My husband and I both went to public school. I would argue that, for the most part, we both liked going to public school. He was involved in sports and I was an over-achiever academically, both things the school system smiles upon. We fit in. We had friends. The teachers liked us. When I start to think of our experiences in public school, sometimes my mind sees all of the things that I enjoyed about school, and I can’t help but feel that I am taking these experiences away from my kids. Thus, the doubt starts to creep in.
Doubt can be triggered by an external source as well. Just last week, my niece, who is in public school and the same grade as our homeschooled son, sat down and read two books to me. She whizzed through the books, no problem, reading words that we haven’t even touched yet at our house. One of my mantras in homeschooling has been “don’t compare”. Yet, what do you think I found myself doing as my niece sat there flying through her reading books?
A few days later, my dad asked my husband if we were planning on putting our kids in public school someday, because he worries about the social aspect of homeschooling. Now, let me explain that my husband and I have learned to grow thick skin to peoples’ comments since starting our homeschooling journey, but this is the first time MY dad has really made any comments, either positive or negative, about our decision to homeschool. And for the reason, it has been a hard comment for me to shake. It’s easy to say, “I don’t care what people think,” but it’s much harder to live it out. Especially when it comes from a family member, whom I love and respect.
Needless to say, this past week has been one of those mental struggles for me, asking hard questions to myself and getting back to the basics of why we are homeschooling.
When it comes down to it, I realize that the doubt I am feeling is stemming from fear. Fear of the unknown. Fear of “I’ve never done this before.” Fear of “No one in my family has done this before.” Fear of what other people think. And mostly, the fear that my children are paying some type of price for it all.

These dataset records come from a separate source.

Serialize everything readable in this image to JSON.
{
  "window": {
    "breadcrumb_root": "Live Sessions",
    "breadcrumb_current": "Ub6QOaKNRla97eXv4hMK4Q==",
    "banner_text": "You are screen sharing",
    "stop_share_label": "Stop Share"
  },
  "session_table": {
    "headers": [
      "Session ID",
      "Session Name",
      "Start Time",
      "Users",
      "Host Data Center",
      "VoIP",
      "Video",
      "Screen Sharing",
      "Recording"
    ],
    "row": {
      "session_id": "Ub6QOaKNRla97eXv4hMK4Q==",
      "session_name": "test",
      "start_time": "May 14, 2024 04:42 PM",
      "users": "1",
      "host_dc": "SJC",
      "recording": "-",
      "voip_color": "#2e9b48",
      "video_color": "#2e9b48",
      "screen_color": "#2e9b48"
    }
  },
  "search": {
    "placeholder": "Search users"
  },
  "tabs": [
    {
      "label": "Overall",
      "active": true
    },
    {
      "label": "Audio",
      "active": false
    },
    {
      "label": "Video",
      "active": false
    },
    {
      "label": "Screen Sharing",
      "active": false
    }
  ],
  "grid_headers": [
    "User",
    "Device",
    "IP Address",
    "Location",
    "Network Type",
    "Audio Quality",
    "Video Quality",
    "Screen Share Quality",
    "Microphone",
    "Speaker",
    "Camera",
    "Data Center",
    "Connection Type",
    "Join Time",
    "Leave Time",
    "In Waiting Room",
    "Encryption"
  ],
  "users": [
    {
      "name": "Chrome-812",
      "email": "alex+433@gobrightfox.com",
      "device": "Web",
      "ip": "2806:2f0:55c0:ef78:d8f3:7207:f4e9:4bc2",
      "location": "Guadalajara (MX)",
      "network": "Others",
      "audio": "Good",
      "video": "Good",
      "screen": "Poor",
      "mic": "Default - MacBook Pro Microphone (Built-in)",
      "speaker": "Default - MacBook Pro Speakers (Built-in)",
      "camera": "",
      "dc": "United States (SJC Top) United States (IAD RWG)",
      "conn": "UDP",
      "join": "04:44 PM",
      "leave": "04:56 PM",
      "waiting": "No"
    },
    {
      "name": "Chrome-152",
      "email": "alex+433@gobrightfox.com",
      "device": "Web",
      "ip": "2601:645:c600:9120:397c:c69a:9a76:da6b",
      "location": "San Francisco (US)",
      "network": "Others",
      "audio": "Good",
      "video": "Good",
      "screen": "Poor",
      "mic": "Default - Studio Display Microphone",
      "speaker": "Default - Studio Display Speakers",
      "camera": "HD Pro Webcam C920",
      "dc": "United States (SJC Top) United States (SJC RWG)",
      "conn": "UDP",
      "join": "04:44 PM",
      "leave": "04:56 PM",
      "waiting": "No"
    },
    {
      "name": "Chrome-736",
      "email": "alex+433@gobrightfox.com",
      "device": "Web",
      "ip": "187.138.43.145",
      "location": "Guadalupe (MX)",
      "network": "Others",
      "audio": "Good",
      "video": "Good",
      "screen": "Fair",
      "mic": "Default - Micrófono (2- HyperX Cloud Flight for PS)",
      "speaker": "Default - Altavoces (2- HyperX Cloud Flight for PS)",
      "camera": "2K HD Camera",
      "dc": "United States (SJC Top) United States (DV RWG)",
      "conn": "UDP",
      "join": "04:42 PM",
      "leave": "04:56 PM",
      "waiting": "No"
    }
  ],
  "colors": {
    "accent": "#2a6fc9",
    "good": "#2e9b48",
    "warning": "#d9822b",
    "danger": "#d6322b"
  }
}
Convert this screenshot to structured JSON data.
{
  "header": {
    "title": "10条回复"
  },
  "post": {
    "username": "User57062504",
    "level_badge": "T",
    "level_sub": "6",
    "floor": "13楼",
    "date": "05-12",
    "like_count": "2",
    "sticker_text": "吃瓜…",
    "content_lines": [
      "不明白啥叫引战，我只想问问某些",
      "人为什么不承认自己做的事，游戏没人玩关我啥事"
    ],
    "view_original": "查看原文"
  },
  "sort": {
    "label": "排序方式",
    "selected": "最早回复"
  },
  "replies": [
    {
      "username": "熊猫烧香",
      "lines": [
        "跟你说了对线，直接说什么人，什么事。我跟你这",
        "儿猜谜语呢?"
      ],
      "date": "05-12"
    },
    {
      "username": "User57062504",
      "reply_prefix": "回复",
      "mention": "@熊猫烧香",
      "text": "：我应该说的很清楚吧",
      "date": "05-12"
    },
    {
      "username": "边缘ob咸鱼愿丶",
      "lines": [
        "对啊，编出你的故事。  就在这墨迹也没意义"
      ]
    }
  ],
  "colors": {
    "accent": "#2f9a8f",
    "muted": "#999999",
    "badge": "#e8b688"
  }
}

Maybe you struggle with some of these same thoughts from time to time. I’ve found the best way to start thinking clearly again is to take on each fear directly.
Doubt is Fear
“I’ve never done this before.” So what? There are lots of things I’ve never done before that I haven’t been afraid to do. Why should homeschooling be one of them? I have the desire to teach my kids, and to do a great job, and I won’t settle for less.

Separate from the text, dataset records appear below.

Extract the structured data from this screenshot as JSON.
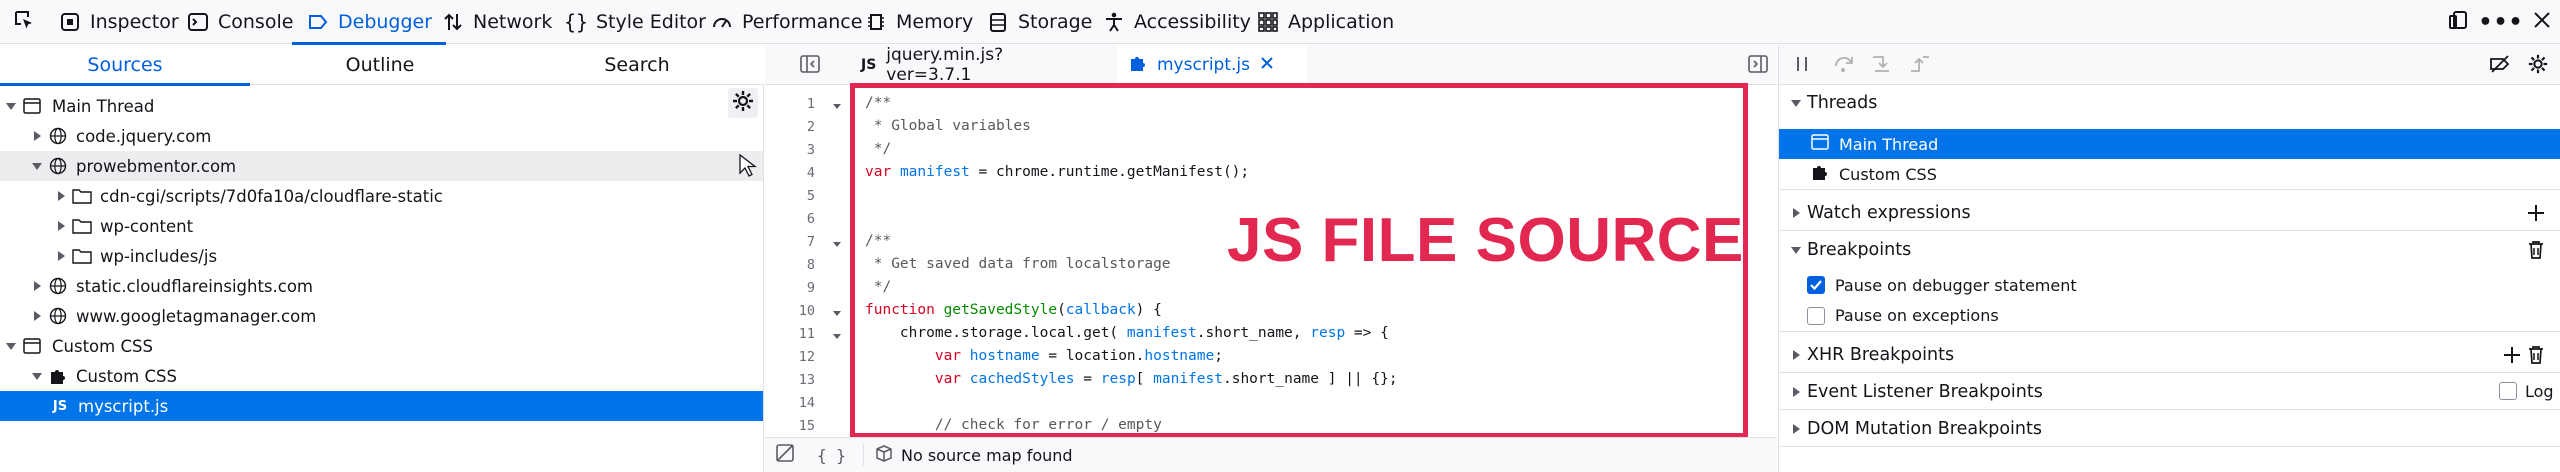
{
  "toolbar": {
    "tabs": [
      {
        "label": "Inspector",
        "icon": "inspector-icon"
      },
      {
        "label": "Console",
        "icon": "console-icon"
      },
      {
        "label": "Debugger",
        "icon": "debugger-icon"
      },
      {
        "label": "Network",
        "icon": "network-icon"
      },
      {
        "label": "Style Editor",
        "icon": "style-editor-icon"
      },
      {
        "label": "Performance",
        "icon": "performance-icon"
      },
      {
        "label": "Memory",
        "icon": "memory-icon"
      },
      {
        "label": "Storage",
        "icon": "storage-icon"
      },
      {
        "label": "Accessibility",
        "icon": "accessibility-icon"
      },
      {
        "label": "Application",
        "icon": "application-icon"
      }
    ],
    "selected_tab": "Debugger"
  },
  "sources_panel": {
    "tabs": [
      "Sources",
      "Outline",
      "Search"
    ],
    "selected_tab": "Sources",
    "tree": [
      {
        "label": "Main Thread",
        "type": "thread",
        "expanded": true
      },
      {
        "label": "code.jquery.com",
        "type": "domain",
        "expanded": false
      },
      {
        "label": "prowebmentor.com",
        "type": "domain",
        "expanded": true
      },
      {
        "label": "cdn-cgi/scripts/7d0fa10a/cloudflare-static",
        "type": "folder",
        "expanded": false
      },
      {
        "label": "wp-content",
        "type": "folder",
        "expanded": false
      },
      {
        "label": "wp-includes/js",
        "type": "folder",
        "expanded": false
      },
      {
        "label": "static.cloudflareinsights.com",
        "type": "domain",
        "expanded": false
      },
      {
        "label": "www.googletagmanager.com",
        "type": "domain",
        "expanded": false
      },
      {
        "label": "Custom CSS",
        "type": "thread",
        "expanded": true
      },
      {
        "label": "Custom CSS",
        "type": "extension",
        "expanded": true
      },
      {
        "label": "myscript.js",
        "type": "file",
        "badge": "JS"
      }
    ],
    "selected_file": "myscript.js"
  },
  "editor": {
    "tabs": [
      {
        "label": "jquery.min.js?ver=3.7.1",
        "badge": "JS"
      },
      {
        "label": "myscript.js",
        "closable": true
      }
    ],
    "selected_tab": "myscript.js",
    "lines": [
      {
        "n": "1",
        "text": "/**"
      },
      {
        "n": "2",
        "text": " * Global variables"
      },
      {
        "n": "3",
        "text": " */"
      },
      {
        "n": "4",
        "text": "var manifest = chrome.runtime.getManifest();"
      },
      {
        "n": "5",
        "text": ""
      },
      {
        "n": "6",
        "text": ""
      },
      {
        "n": "7",
        "text": "/**"
      },
      {
        "n": "8",
        "text": " * Get saved data from localstorage"
      },
      {
        "n": "9",
        "text": " */"
      },
      {
        "n": "10",
        "text": "function getSavedStyle(callback) {"
      },
      {
        "n": "11",
        "text": "    chrome.storage.local.get( manifest.short_name, resp => {"
      },
      {
        "n": "12",
        "text": "        var hostname = location.hostname;"
      },
      {
        "n": "13",
        "text": "        var cachedStyles = resp[ manifest.short_name ] || {};"
      },
      {
        "n": "14",
        "text": ""
      },
      {
        "n": "15",
        "text": "        // check for error / empty"
      }
    ],
    "overlay_label": "JS FILE SOURCE",
    "footer": {
      "pretty_print": "{ }",
      "source_map": "No source map found"
    }
  },
  "debugger_panel": {
    "threads_title": "Threads",
    "threads": [
      {
        "label": "Main Thread",
        "selected": true
      },
      {
        "label": "Custom CSS",
        "selected": false
      }
    ],
    "watch_title": "Watch expressions",
    "breakpoints_title": "Breakpoints",
    "pause_on_debugger": {
      "label": "Pause on debugger statement",
      "checked": true
    },
    "pause_on_exceptions": {
      "label": "Pause on exceptions",
      "checked": false
    },
    "xhr_title": "XHR Breakpoints",
    "event_listener_title": "Event Listener Breakpoints",
    "log_label": "Log",
    "dom_mutation_title": "DOM Mutation Breakpoints"
  },
  "colors": {
    "accent": "#0060df",
    "selection": "#0074e8",
    "annotation": "#e22850"
  }
}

“What do other people think?” This might be a mental battle the rest of my homeschooling life, but there are so many things in life that we don’t allow what other people think control our decisions. I just need to get over the fact that people will always have their opinions, their comments, but it will not dictate our family’s lifestyle.
“Are my kids paying a price?” Are my kids missing out on a public school experience? Yes. But that isn’t necessarily a bad thing either. Are there good things about the public school system? Sure. I’m not so stubborn to argue otherwise. But it’s definitely not all good! We have decided that for our family, the good in homeschooling far outweighs the public school experience. For our family’s situation, we truly believe our kids would be “paying a price” in the public school system. But I definitely don’t look down on someone who chooses public school for their family.
One of the best ways I’ve found to battle doubt when it creeps up is to reach out to other homeschoolers. I am blessed to have a close friend who has been homeschooling longer than we have. She is an awesome resource and helps me feel like I’m not alone. I also highly recommend joining HSLDA (I’m not affiliated with them and don’t get reimbursed in any way). Their weekly emails, articles, and newsletters are very encouraging and always point out the great successes that are found in homeschooling.
Remember to remind yourself of your own personal successes in homeschooling. Look back at what you’ve done with your kids, the milestones they have reached, and you will have more confidence that, indeed, you are making the best choice!
Don’t let doubt derail you! Thousands of people have gone through this before and come through the other side with success! It won’t be any different for you and I!
What doubts have you had about homeschooling? What do you do to face it?